Andrew Ross Sorkin, The New York Times' and CNBC's stealth apologist for Wall Street, Goldman Sachs et al slinks again --this time in a featured babble on the growing difficulties being encountered by the Wall Street folk to strike it big time.
Mr. Sorkin presents us with a laundry list of why the cascade of wealth that has been showered on Wall Street players is coming to an en end. That henceforward times are going to be tough with its implication that we should all be more charitable and understanding in our judgments of the errant behavior that has done so much to bring our economy close to its knees. He plaintively intones, "It is harder than ever to become one of the world's wealthiest individuals by working on Wall Street."
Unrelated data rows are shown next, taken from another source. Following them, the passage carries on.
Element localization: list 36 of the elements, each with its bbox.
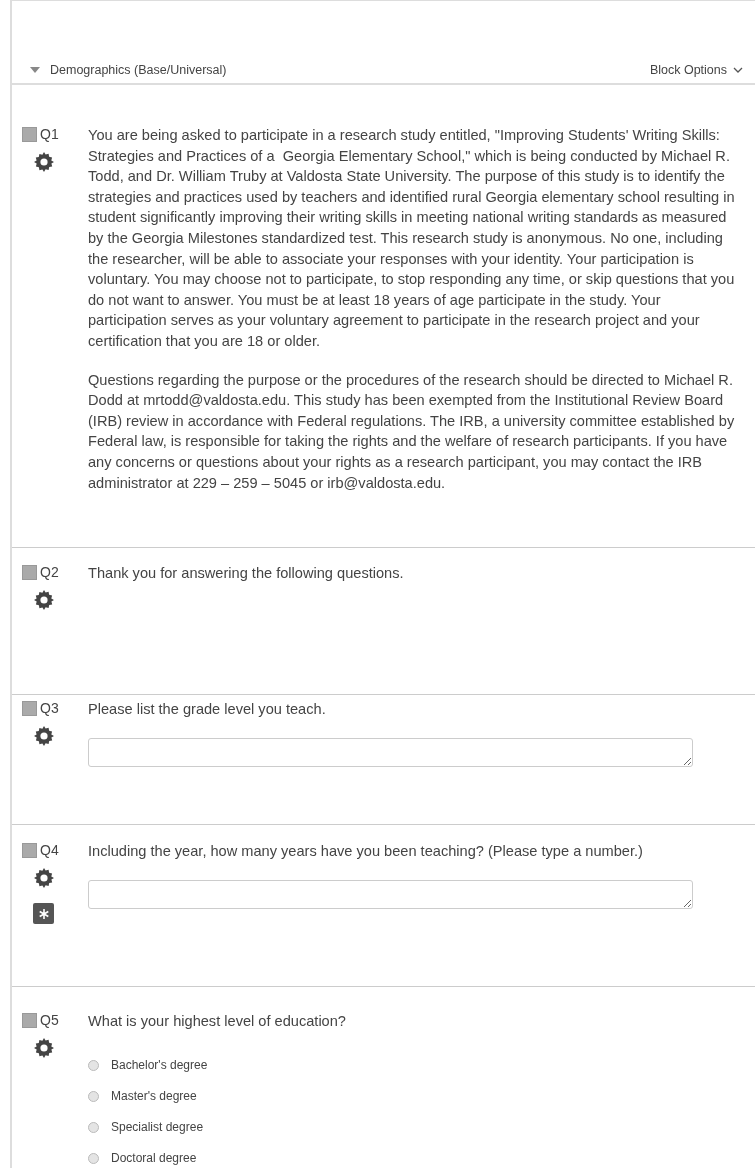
block-title: Demographics (Base/Universal) [50, 63, 227, 77]
radio-button[interactable] [88, 1121, 99, 1133]
settings-icon[interactable] [34, 1038, 54, 1058]
question-number: Q1 [40, 126, 59, 142]
select-checkbox[interactable] [22, 842, 37, 858]
answer-field[interactable] [88, 879, 693, 909]
question-number: Q5 [40, 1012, 59, 1028]
settings-icon[interactable] [34, 868, 54, 888]
answer-field[interactable] [88, 737, 693, 767]
radio-button[interactable] [88, 1090, 99, 1102]
question-text: What is your highest level of education? [88, 1012, 347, 1031]
choice-option[interactable]: Doctoral degree [88, 1142, 743, 1168]
chevron-down-icon[interactable] [733, 67, 743, 73]
radio-button[interactable] [88, 1152, 99, 1164]
question-number: Q3 [40, 700, 59, 716]
settings-icon[interactable] [34, 152, 54, 172]
question-number: Q2 [40, 564, 59, 580]
select-checkbox[interactable] [22, 1012, 37, 1028]
settings-icon[interactable] [34, 726, 54, 746]
choice-option[interactable]: Bachelor's degree [88, 1049, 743, 1081]
question-text: Including the year, how many years have you been teaching? (Please type a number.) [88, 842, 644, 861]
asterisk-badge-icon[interactable] [33, 903, 54, 924]
question-text: Please list the grade level you teach. [88, 700, 327, 719]
select-checkbox[interactable] [22, 564, 37, 580]
question-text: Thank you for answering the following questions. [88, 564, 405, 583]
block-options-button[interactable]: Block Options [649, 63, 743, 77]
choice-option[interactable]: Master's degree [88, 1080, 743, 1112]
question-text: You are being asked to participate in a research study entitled, "Improving Students' Writing Skills: Strategies and Practices of a Georgia Elementary School," which is being conducted by Michael R. Todd, and Dr. William Truby at Valdosta State University. The purpose of this study is to identify the strategies and practices used by teachers and identified rural Georgia elementary school resulting in student significantly improving their writing skills in meeting national writing standards as measured by the Georgia Milestones standardized test. This research study is anonymous. No one, including the researcher, will be able to associate your responses with your identity. Your participation is voluntary. You may choose not to participate, to stop responding any time, or skip questions that you do not want to answer. You must be at least 18 years of age participate in the study. Your participation serves as your voluntary agreement to participate in the research project and your certification that you are 18 or older. [88, 126, 736, 351]
select-checkbox[interactable] [22, 700, 37, 716]
select-checkbox[interactable] [22, 126, 37, 142]
radio-button[interactable] [88, 1059, 99, 1071]
choice-option[interactable]: Specialist degree [88, 1111, 743, 1143]
collapse-triangle-icon[interactable] [30, 67, 40, 73]
question-number: Q4 [40, 842, 59, 858]
settings-icon[interactable] [34, 590, 54, 610]
question-text: Questions regarding the purpose or the procedures of the research should be directed to Michael R. Dodd at mrtodd@valdosta.edu. This study has been exempted from the Institutional Review Board (IRB) review in accordance with Federal regulations. The IRB, a university committee established by Federal law, is responsible for taking the rights and the welfare of research participants. If you have any concerns or questions about your rights as a research participant, you may contact the IRB administrator at 229 – 259 – 5045 or irb@valdosta.edu. [88, 370, 736, 493]
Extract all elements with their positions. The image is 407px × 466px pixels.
He then goes on to draw a distinction between the Wall Street Poobahs such as JP Morgan's Jamie Dimon, Goldman's Lloyd Blankfein being the poorer cousins of the hedge fund crowd, a bit like saying they all belly-up to the same bar, but one set is drinking scotch, the other ordering gin.
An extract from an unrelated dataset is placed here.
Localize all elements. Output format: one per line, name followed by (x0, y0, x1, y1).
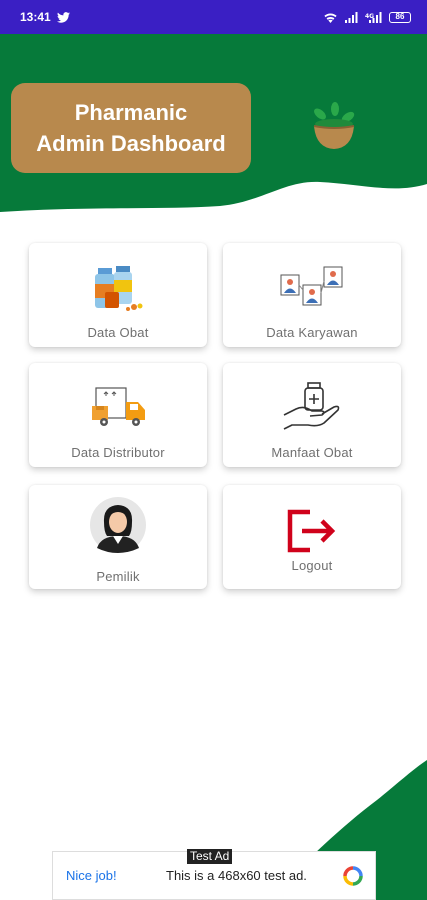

Then he continues, brimming with a subtext of the unfairness of it all, that the Wall Street types haven't reached the herculean heights of wealth such as the likes of a Bill Gates. Without any qualifier, he thereby implies Bill Gates' billions were achieved by the same razzle-dazzle as the Wall Street players and their speculative excesses. No mention that Bill Gates earned his billions by his exemplar of American meritocracy, thanks to his entrepreneurial vision and courage, through which we have all realized richer lives -- this, in stark contrast to the largely self-enriching crony capitalism of Wall Street laid bare by the events of 2008 and thereafter.
In the meanwhile, working in the trenches, getting their hands dirty on farms, on assembly lines, tending the sick in emergency rooms, driving the trucks or buses, getting splattered with oil working on a rig, or whatever day to day undertaking in which they were engaged, clearly those below were too busy to take heed of Mr. Sorkin's concerns. Last year alone these hard working souls pulled in the following paydays from their one year's sweat and labor:
- Ray Dalio, Bridgewater Associates,$3.9 Billion
- Carl Icahn, Icahn Capital Management,$2.5 Billion
- James H. Simmons, Renaissance Technologies Corp,$2.1 Billion
- Kenneth C. Griffin, Citadel,$700 million
- Steven A. Cohen, SAC Capital Partners,$585 million
If timing is everything, than the timing of Mr. Sorkin's article becomes ever so curious coming just one week after the publication of these humungous sums. There he was, as so often before, trying to steer our focus from the excesses of Wall Street's "Big Money" parade.